We're evaluating individuals here, not branches of government.
The House is probably the most most important single body in the government, and if we are unhappy with the laws, we should indeed generally hold that body as the first layer of accountability.
Ron Paul, on the other hand, is one of 435 members of the House. He does not chair a committee and has chaired one subcommittee for one year. He heads a congressional caucus--that's good--but it has ~12 members and virtually no record of legislation or other action. Separately he has gotten ~1 bill passed in his career and a very small number of notable amendments. He has not been a decisive vote on virtually any issue.
Many individuals have policy powers vastly exceeding this, including not only (obviously) the president, AG, Supreme Court, and perhaps 100+ Congressional leaders, but also (I would aver) the Cabinet, Federal Reserve Board, OLC, JCs, and dozens or hundreds of others.
I think it's very common for people to treat all members of Congress as if they're the same, but Ron Paul is not John Boehner or Nancy Pelosi.
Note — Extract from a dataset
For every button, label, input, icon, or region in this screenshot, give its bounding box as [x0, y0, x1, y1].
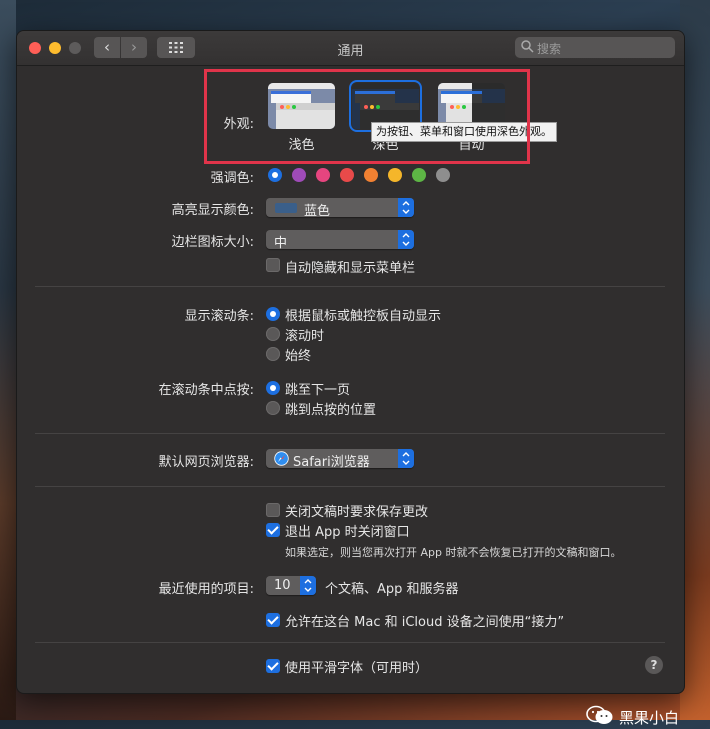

Ron Pauls's power comes from his writings and speeches on various principles of governmental power and the economy. If he's been remiss on that exact front--hired famous cranks like Lew Rockwell to ghost for him and then failed to review his work--then he's mismanaged his power. I'm not saying that he's a criminal in the sense that, say, Warren Harding is a criminal, but it's absolutely relevant to his candidacy.
edit: Ron Paul does chair one subcommittee as of Jan 2011--misstated that.